If we expect to learn to write by learning the rules… – but if we don’t know the rules, and we still managed to write something effective or even with Menand’s “voice,” how did we do it?

For more of Williams’s ideas see his “Clarity and Grace or Ten Lessons in Clarity and Grace,” and the U Chicago writing site. There is a useful list of “articles on error analysis” at the IUB campus writing program site.

Menand, Louis. (2004, June 28). Bad comma. New Yorker.

Williams, Joseph. (1981). The phenomenology of error. College Composition and Communication, 32.

Reading declines, unobtrusively

Caleb Crain’s article in the December 24 issue of the New Yorker reports on a decline in reading, discusses the causes and effects of declining reading skills, and speculates on what a future readerless society might be like. Titled “Twilight of the Books,” the article asks, “What will life be like if people stop reading?”  

When asked in a Paris Review interview, in 1972, about the future of the written word, Jerzy Kosinski described reading novels as an unusual, masochistic act. Literature, in Kosinski’s view, lacked television’s ability to soothe. He believed television was the enemy of books.
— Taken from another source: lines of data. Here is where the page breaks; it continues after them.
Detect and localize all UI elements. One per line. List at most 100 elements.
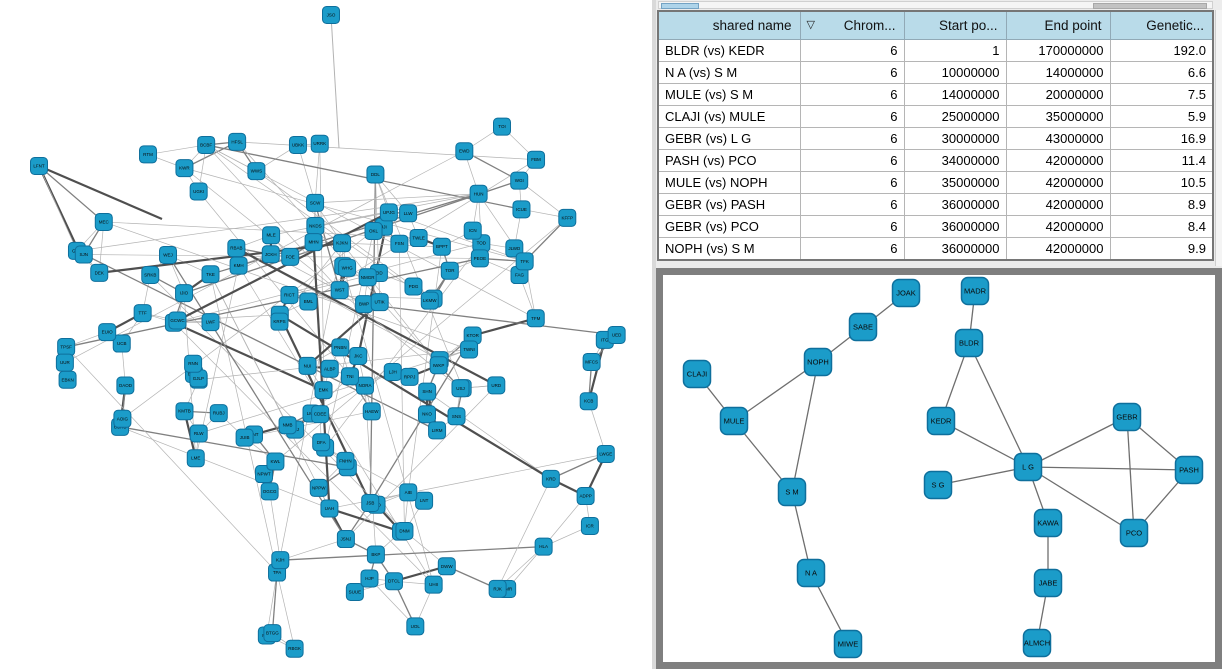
network-node[interactable]: BML <box>299 292 318 311</box>
detail-network-panel[interactable]: JOAK MADR SABE BLDR NOPH CLAJI GEBR MULE KEDR L G… <box>656 268 1222 669</box>
network-node[interactable]: WGI <box>510 171 529 190</box>
network-node[interactable]: DTCL <box>384 572 403 591</box>
network-node[interactable]: MADR <box>960 276 990 306</box>
network-edge[interactable] <box>1027 466 1135 534</box>
scrollbar-thumb[interactable] <box>661 3 699 9</box>
network-node[interactable]: JSB <box>361 493 380 512</box>
network-node[interactable]: EWD <box>455 142 474 161</box>
network-node[interactable]: S M <box>777 477 807 507</box>
network-node[interactable]: JSNJ <box>336 530 355 549</box>
network-edge[interactable] <box>791 361 819 493</box>
network-node[interactable]: JABE <box>1033 568 1063 598</box>
network-node[interactable]: KJH <box>271 551 290 570</box>
network-node[interactable]: PNBN <box>331 338 350 357</box>
network-node[interactable]: BWP <box>355 295 374 314</box>
column-header-shared-name[interactable]: shared name <box>657 10 801 40</box>
network-node[interactable]: LME <box>186 449 205 468</box>
network-node[interactable]: TWNI <box>460 340 479 359</box>
network-node[interactable]: RJK <box>488 579 507 598</box>
network-node[interactable]: IJIO <box>175 284 194 303</box>
network-node[interactable]: EBKN <box>58 370 77 389</box>
network-node[interactable]: GCWC <box>168 311 187 330</box>
network-node[interactable]: GEBR <box>1112 402 1142 432</box>
network-node[interactable]: JOAK <box>891 278 921 308</box>
network-node[interactable]: BLDR <box>954 328 984 358</box>
network-node[interactable]: DNM <box>395 521 414 540</box>
network-node[interactable]: RUBJ <box>209 404 228 423</box>
network-node[interactable]: LFNT <box>30 157 48 175</box>
network-node[interactable]: KCB <box>579 392 598 411</box>
network-node[interactable]: WWS <box>247 162 266 181</box>
network-node[interactable]: KAWA <box>1033 508 1063 538</box>
network-node[interactable]: FSN <box>390 234 409 253</box>
network-edge[interactable] <box>937 466 1029 486</box>
network-node[interactable]: RNN <box>184 354 203 373</box>
overview-network-panel[interactable]: JSOLFNTKOMABDRLJABLTKEUBUKMTBSCWGPGRUBJE… <box>0 0 652 669</box>
network-node[interactable]: EUIO <box>98 323 117 342</box>
table-row[interactable]: MULE (vs) S M 6 14000000 20000000 7.5 <box>657 83 1214 106</box>
network-node[interactable]: LIRM <box>428 421 447 440</box>
network-node[interactable]: LLW <box>399 204 418 223</box>
network-node[interactable]: ICN <box>463 221 482 240</box>
network-node[interactable]: TFM <box>526 309 545 328</box>
network-node[interactable]: DWW <box>437 557 456 576</box>
network-edge[interactable] <box>1027 416 1128 468</box>
network-node[interactable]: AIB <box>399 483 418 502</box>
network-node[interactable]: UED <box>607 325 626 344</box>
column-header-chrom---[interactable]: ▽ Chrom... <box>799 10 905 40</box>
network-node[interactable]: FNHN <box>336 451 355 470</box>
network-node[interactable]: ICR <box>580 516 599 535</box>
network-node[interactable]: KWR <box>175 159 194 178</box>
network-node[interactable]: EMK <box>314 381 333 400</box>
network-node[interactable]: KFFP <box>558 208 577 227</box>
network-node[interactable]: NORA <box>355 376 374 395</box>
network-node[interactable]: OGCG <box>260 482 279 501</box>
network-node[interactable]: KJKN <box>333 234 352 253</box>
network-node[interactable]: NOPH <box>803 347 833 377</box>
network-node[interactable]: MHN <box>304 233 323 252</box>
network-node[interactable]: RTM <box>139 145 158 164</box>
network-node[interactable]: UBKK <box>288 135 307 154</box>
network-node[interactable]: MFCS <box>582 352 601 371</box>
network-node[interactable]: WEJ <box>159 245 178 264</box>
scrollbar-thumb-secondary[interactable] <box>1093 3 1207 9</box>
network-node[interactable]: LWF <box>201 313 220 332</box>
horizontal-scrollbar[interactable] <box>658 1 1213 9</box>
network-node[interactable]: RICT <box>280 286 299 305</box>
network-node[interactable]: TWLE <box>409 229 428 248</box>
column-header-end-point[interactable]: End point <box>1005 10 1111 40</box>
network-edge[interactable] <box>733 361 819 422</box>
network-node[interactable]: DDL <box>366 165 385 184</box>
network-node[interactable]: RLW <box>189 424 208 443</box>
network-node[interactable]: BCBF <box>197 135 216 154</box>
network-node[interactable]: FOE <box>281 247 300 266</box>
network-node[interactable]: KWL <box>266 452 285 471</box>
network-node[interactable]: JUIB <box>235 428 254 447</box>
network-node[interactable]: CLAJI <box>682 359 712 389</box>
table-row[interactable]: PASH (vs) PCO 6 34000000 42000000 11.4 <box>657 149 1214 172</box>
table-row[interactable]: MULE (vs) NOPH 6 35000000 42000000 10.5 <box>657 171 1214 194</box>
network-node[interactable]: DEK <box>90 263 109 282</box>
network-node[interactable]: KMH <box>229 256 248 275</box>
network-node[interactable]: N A <box>796 558 826 588</box>
network-node[interactable]: MEC <box>94 212 113 231</box>
network-node[interactable]: OAOD <box>116 376 135 395</box>
network-node[interactable]: URRK <box>310 134 329 153</box>
table-row[interactable]: CLAJI (vs) MULE 6 25000000 35000000 5.9 <box>657 105 1214 128</box>
network-node[interactable]: RBGK <box>285 639 304 658</box>
network-node[interactable]: PDG <box>404 277 423 296</box>
network-node[interactable]: OKL <box>364 222 383 241</box>
network-node[interactable]: UGKI <box>189 182 208 201</box>
network-node[interactable]: UTIK <box>370 293 389 312</box>
table-row[interactable]: GEBR (vs) PCO 6 36000000 42000000 8.4 <box>657 215 1214 238</box>
network-node[interactable]: LWGE <box>596 445 615 464</box>
network-node[interactable]: SHN <box>418 382 437 401</box>
network-node[interactable]: FBM <box>527 150 546 169</box>
network-node[interactable]: BTGG <box>263 624 282 643</box>
network-node[interactable]: RBAB <box>227 239 246 258</box>
network-node[interactable]: KRD <box>541 469 560 488</box>
network-node[interactable]: LKMW <box>420 291 439 310</box>
network-edge[interactable] <box>968 342 1029 468</box>
vertical-scrollbar[interactable] <box>1215 10 1222 266</box>
network-edge[interactable] <box>1027 466 1190 471</box>
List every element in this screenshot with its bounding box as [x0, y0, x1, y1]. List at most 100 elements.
But then the lovely E. L. Mayo poem, “The Coming of the Toads,” also about TV, suggests a political outcome, a Marxist marvel:

 

“The very rich are not like you and me,”

Sad Fitzgerald said, who could not guess

The coming of the vast and gleaming toads

With precious heads which, at a button’s press,

The flick of a switch, hop only to convey

To you and me and even the very rich

The perfect jewel of equality.  

 

Mayo, E. L. (1981). Collected Poems. Kansas City: University of Missouri.

Kosinski’s code name for his short novel “Being There,” he tells us in the interview, was “Blank Page.” With the internet, Mayo’s equality includes read/write capabilities and potentials. Kosinski describes his own prose as unobtrusive. Today’s younger students are busily texting one another on their cell phones in a sub-text that is certainly unobtrusive.